Friday, March 30, 2018

Pillow talk





About 15 months ago, I started doing needlepoint again. I had done some decades ago in my crafty 30s and came across a kit I had purchased in 2007 and never done. So I did it. I enjoyed it so much, I got a couple more kits and then started making my own designs.

It's one of the healthier pastimes I've come up with and selling two of the pillows last week was a big thrill. You can see them up close on my art website, www.jillkellycreative.com 

Sunday, March 25, 2018

Inspired by contentment

I was on a webinar a few weeks ago and a participant volunteered to be coached. He was bored and unhappy in his work but not wanting to leave it. The facilitator, who's really good at getting people to dive deep, asked him what he really wanted from work. And after a few other descriptors, he settled on "contented." He wanted to be contented when he left work at the end of the day.

That word seems old-fashioned now. We don't use it much anymore. But it really resonated with me when he said it. That's what I want in my life now. I wanted to be contented by the work I do, the painting and writing I create, the time I spend with friends and family. I see contented as a great way to describe time well spent.

What makes you contented these days?

Tuesday, March 20, 2018

A quote that resonates

"It's not the goal that changes our lives. It's the actions towards the goal." --Jessica Abel

Thursday, March 15, 2018

Shoescapes

For some reason I don't quite understand, I've become fascinated with shoes. I know that lots of women have a gazillion pairs and wear them all but that's not me. I don't spend much time at all looking at my feet or anyone else's. I like anonymous shoes on my foot: mostly black whatevers that are soft and comfortable.

But I'm currently very intrigued by shoes as art objects and I'm putting them in a new series of paintings called Shoescapes. Here are a couple:



Saturday, March 10, 2018

Listening to my wiser self and not my wounded child

This weekend I had planned to be in San Francisco at a workshop with good friends. Ticket purchased, catsitter engaged. Then Wednesday morning I woke with a cough and a tickle in my throat. Okay, I said to myself, I'll take my potions and be right as rain tomorrow. But I wasn't. I wasn't any worse the next day and I wasn't any better. I clearly had a virus. And I had a dilemma. Do I go anyway and if I get worse, just suffer with it? Or do I stay home and take good care of myself and spare the others any contagion and forego some really good times with people I love? 

There's a child self in me who does not like changing plans. She also doesn't want to miss out on anything she likes to do. And there's a frugal side of me that didn't want to pay $125 (!!) to cancel the ticket. (The other charges I could get refunded.) Those two voices were pretty loud Thursday morning and they tried to overrule my body and my wiser self. A few years ago, I would have listened and agreed with them. This time I didn't.

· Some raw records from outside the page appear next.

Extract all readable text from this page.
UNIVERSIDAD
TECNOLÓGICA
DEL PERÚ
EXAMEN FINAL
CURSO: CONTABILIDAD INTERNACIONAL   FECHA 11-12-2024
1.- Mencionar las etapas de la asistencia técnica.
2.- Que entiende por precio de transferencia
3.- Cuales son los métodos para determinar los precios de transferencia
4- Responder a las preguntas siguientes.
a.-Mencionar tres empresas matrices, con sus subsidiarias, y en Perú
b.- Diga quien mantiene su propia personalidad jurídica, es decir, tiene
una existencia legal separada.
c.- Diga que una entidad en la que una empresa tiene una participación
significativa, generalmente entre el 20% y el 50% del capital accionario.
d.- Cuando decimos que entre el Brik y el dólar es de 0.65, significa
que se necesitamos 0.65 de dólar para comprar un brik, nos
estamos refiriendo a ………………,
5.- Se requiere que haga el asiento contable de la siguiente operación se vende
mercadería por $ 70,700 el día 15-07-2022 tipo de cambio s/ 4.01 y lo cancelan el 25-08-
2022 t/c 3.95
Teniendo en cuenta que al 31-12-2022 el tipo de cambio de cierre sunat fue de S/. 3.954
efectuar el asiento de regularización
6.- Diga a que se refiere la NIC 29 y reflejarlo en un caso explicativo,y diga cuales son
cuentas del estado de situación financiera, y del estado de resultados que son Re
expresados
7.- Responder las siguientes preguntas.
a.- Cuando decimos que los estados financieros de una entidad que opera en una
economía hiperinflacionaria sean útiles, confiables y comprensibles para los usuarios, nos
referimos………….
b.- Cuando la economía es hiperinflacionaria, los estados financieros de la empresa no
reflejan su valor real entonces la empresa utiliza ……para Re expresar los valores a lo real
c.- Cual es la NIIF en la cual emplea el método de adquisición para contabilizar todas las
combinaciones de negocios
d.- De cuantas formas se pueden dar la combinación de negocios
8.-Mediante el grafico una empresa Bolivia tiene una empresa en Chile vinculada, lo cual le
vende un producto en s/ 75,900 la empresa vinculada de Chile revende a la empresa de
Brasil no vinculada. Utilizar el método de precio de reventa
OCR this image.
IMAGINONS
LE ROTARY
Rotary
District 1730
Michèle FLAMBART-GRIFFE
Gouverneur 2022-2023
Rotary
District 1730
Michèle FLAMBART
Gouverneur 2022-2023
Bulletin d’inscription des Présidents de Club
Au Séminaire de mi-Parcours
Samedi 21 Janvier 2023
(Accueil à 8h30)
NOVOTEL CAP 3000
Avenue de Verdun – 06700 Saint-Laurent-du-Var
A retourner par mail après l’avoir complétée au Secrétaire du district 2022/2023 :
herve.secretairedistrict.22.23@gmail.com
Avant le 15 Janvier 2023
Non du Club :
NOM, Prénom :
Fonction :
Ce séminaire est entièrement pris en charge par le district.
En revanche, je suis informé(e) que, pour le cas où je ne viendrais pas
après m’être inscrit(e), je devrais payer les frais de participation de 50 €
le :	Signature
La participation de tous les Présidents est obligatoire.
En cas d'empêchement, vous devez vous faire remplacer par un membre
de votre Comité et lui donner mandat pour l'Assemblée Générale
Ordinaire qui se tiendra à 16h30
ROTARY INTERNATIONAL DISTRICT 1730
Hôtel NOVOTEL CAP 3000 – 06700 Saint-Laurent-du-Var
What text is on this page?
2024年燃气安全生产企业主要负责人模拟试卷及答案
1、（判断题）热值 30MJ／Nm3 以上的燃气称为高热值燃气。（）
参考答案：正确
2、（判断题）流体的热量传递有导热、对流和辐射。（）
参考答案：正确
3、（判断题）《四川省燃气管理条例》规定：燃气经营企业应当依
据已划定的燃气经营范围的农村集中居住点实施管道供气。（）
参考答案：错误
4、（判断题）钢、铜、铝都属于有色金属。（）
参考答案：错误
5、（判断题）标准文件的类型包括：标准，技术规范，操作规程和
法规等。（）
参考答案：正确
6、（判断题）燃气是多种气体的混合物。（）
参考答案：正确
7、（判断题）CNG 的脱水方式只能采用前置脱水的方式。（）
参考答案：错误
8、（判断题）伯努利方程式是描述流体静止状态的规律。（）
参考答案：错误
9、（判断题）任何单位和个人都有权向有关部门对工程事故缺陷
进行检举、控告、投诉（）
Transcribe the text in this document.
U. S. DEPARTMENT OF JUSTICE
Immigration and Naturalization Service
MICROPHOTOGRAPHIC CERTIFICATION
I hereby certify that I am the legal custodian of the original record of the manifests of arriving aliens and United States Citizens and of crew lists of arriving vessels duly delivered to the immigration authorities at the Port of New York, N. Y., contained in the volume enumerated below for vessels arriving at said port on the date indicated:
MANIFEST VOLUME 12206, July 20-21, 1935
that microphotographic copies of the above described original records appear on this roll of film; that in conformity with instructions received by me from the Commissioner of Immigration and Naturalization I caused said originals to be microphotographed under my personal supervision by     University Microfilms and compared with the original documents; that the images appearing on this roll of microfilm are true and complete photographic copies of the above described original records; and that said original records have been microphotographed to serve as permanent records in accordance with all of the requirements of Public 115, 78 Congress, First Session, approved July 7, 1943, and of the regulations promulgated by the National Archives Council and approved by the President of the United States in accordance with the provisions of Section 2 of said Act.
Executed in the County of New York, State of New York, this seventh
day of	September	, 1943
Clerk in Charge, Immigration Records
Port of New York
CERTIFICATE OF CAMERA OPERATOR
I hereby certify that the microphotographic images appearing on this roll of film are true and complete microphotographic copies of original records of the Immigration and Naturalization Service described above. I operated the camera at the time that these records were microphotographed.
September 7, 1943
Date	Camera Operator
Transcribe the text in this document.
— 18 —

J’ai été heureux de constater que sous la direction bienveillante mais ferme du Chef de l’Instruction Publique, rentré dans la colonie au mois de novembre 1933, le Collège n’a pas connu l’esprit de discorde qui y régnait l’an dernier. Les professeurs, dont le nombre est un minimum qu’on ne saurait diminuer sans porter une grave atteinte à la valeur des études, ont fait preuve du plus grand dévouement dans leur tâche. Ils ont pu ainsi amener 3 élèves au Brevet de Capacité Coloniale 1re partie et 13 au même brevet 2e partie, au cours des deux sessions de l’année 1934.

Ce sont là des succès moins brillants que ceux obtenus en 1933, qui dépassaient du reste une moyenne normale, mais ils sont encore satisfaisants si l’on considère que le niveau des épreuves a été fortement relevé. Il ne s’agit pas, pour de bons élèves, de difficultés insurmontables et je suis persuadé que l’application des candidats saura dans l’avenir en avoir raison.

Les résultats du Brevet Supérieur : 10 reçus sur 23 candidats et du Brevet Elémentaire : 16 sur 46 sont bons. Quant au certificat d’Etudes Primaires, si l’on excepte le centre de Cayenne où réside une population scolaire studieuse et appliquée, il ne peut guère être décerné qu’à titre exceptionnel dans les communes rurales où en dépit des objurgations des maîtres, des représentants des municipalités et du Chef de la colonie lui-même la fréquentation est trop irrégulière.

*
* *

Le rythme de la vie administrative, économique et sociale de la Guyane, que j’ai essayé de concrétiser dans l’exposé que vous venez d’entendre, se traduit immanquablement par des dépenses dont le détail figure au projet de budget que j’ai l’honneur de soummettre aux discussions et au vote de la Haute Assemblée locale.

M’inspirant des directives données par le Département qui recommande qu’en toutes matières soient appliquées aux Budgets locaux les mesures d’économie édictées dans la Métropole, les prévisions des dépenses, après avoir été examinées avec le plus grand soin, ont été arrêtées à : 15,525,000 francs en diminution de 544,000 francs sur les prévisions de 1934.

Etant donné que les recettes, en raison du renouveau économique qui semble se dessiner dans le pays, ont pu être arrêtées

I made myself get online right away and cancel the ticket. I texted my friends that I wasn't coming. And I settled into taking care of myself. Friday morning I woke up and was no worse, and I flirted briefly with getting a ticket and flying down anyway but I didn't. I accepted that this was the best choice and relaxed into it. I'm glad to see that I'm better at listening to my wiser self.

Sunday, March 4, 2018

Looking at time and relationships through a new lens

In the Marie Kondo tidying-up philosophy, joy is the determiner. If the object doesn't bring you joy, let it go. However, this seems a lot easier to do with tops and shoes or knick-knacks than it does with relationships, yet I think there is something very important to consider here. As I continue on my quest for increased spaciousness in my lift, discernment around how I'm spending my time is coming to the fore. And that's where relationships and joy comes in.

You may be familiar with creating a relationship circle diagram in which closest relationships go in the inmost circle. Your friends go in the second circle, your acquaintances in the third, and then folks you meet casually go in the fourth. My good friend Sage recently did this but she used the time factor in creating the circles. The inmost circle had the people she spent the most time with and moving out the least time. I liked that idea but it was missing something for me. So here's what I've been contemplating for both time and relationships:

Circle 1 is time well spent. When I spend time in this person's company or on this activity, I always come away satisfied and nourished. 
Circle 2 involves a meaningful experience. AA meetings, some work relationships, occasional friends with whom I share an interest or activity, people I meet at a workshop or retreat.
Circle 3 must involve a compelling reason. My dentist, a meeting with a new client, an opportunity to experience something new or something longed for. Many of the social invitations I receive don't pass this test. I don't feel compelled to partake. I'd rather be in circles 1 or 2. 

The best times are when all 3 circles overlap. I want that to happen more.

How can you identify the best ways to spend your precious time?